Alan Liu wrote:
I have followed this debate between Florian Cramer and Reto Bachmann-Gm=FCr
with much interest. Both viewpoints seem understandable at different
levels. Florian assesses formal ontology at a fairly high cultural-critical
level (informed by the imperializing history of universal knowledge/language
projects). Reto assesses the same ontology from a lower level closer to the
actual standards and source-code (where, true to the general zeitgeist of
today's metadata, universal fuzzes out into extensible in the way that
XML is not a universal markup language but an extensible markup language with
different vocabularies/schemas).
That is very clarifying, I think you are right, Florian and Reto are
talking different 'levels'. But still, what is at stake is: can coded
syntactics be extended (or leveled up) to semantics by means of an
interconnecting web system? Florian says no, Reto says yes, but
modestly, on the level of formal code.
I seems to me, either the claim is modest but then it is not semantic
but syntactic, or the claim is bigger, aiming at semantics and beyond,
i.e. importing ontological claims on top of the epistemological claims.
discourse and culture. By analogy: a language may have a particular
vocabulary and grammar. But the language may be used to say both _The
Elizabethan World Picture_ (E.M. Tillyard's classic book about the faith
of the Renaissance in a universe ordered according to a single chain of
being from God at the top to the lowest creature or rock at the bottom)
and _A Thousand Plateaus_.
Interesting analogy, but doesn't the semantic web pretend more than just
such a 'syntactic web' of grammar and vocabulary? It aims at providing
rules and entities as a framework for (the search for) meaning. That's
another level, I suppose. It aims at universally identifiable and
extensible semantics. In fact, it aims to overcome the babylonian
confusion of tongues between for example the two books mentioned above.
These books can be seen as emblematic instantiations of two kinds of
ontology: an ontology of being and an ontology of becoming. The semantic
web aims in that sense at a meta-ontology in which these books not just
get a classified location in a taxonomic system (indicating their
relative location on the shelves in a physical library) but in which
they also become virtually locatable, i.e. addressable, understandable
and harnessable on the web, even when they function in completely
different semantic or knowledge domains or are culturally incompatible.

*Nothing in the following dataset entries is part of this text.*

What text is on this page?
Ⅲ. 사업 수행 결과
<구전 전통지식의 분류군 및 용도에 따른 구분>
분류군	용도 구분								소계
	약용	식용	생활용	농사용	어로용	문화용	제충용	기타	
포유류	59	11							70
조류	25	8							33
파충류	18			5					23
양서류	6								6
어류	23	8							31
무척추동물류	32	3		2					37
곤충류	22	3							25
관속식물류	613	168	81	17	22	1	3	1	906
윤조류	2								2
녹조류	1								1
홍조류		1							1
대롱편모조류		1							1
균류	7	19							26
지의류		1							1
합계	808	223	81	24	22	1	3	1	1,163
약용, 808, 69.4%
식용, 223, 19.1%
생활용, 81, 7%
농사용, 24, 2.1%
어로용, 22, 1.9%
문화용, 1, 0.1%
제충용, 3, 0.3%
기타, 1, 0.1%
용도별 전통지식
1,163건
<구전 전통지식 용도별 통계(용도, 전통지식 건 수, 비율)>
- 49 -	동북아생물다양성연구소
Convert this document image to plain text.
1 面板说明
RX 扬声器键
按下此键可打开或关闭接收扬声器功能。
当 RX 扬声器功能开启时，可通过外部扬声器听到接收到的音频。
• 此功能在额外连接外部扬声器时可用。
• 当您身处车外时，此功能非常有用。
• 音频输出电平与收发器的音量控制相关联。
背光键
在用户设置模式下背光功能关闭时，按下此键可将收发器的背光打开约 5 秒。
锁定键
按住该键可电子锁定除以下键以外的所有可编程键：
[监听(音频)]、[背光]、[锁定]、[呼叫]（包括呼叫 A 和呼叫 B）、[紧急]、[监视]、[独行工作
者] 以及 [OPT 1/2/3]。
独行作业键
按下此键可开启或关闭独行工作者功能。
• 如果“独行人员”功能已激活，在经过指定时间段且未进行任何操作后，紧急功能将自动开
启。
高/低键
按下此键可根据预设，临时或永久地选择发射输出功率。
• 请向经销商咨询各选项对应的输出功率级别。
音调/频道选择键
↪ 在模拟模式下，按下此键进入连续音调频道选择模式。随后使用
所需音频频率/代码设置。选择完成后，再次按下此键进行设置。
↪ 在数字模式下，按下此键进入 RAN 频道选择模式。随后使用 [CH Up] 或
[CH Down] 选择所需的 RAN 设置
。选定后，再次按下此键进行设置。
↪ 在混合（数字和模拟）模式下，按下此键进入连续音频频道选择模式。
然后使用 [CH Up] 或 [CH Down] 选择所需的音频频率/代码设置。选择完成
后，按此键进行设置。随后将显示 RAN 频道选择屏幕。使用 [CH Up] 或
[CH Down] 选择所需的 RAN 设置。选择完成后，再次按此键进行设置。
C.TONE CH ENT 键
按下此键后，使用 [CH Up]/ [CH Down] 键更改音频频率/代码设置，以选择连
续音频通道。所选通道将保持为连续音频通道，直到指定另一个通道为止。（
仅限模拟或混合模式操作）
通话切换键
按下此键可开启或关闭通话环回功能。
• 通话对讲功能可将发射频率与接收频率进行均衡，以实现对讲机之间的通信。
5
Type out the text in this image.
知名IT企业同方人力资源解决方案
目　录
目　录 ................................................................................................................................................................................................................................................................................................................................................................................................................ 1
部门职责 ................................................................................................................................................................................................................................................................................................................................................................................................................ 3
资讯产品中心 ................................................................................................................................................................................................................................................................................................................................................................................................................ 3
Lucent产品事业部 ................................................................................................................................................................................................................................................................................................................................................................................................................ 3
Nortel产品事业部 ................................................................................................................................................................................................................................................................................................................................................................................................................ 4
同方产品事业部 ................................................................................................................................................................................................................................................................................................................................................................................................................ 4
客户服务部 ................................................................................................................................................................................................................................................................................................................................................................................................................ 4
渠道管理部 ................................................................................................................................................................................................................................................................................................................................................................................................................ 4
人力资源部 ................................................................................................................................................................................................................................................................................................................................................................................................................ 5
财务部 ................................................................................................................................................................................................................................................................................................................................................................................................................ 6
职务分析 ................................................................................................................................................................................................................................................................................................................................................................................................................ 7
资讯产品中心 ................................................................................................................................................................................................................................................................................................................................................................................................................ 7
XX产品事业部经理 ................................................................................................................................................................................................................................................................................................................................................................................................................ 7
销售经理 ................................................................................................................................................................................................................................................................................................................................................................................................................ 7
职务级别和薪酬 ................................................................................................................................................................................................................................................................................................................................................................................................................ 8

In fact, hyperbolically reformulated, the aim is to let these books
'talk to one another', and understand/interprete each other. Seamlessly.
Berners-Lee (see http://www.w3.org/2006/Talks/0718-aaai-tbl/#(17) )
denies that the Semantic Web is about making one big ontology Instead
he claims: The semantic web is about a fractal mess of interconnected
ontologies This may be true, but then we have this already - it's
called culture. Even Web 1.0 and 2.0 are part of it. Only it is not
formalized in a meta-ontology interconnecting and extending all these
micro-ontologies. That will remain a megalomanic dream.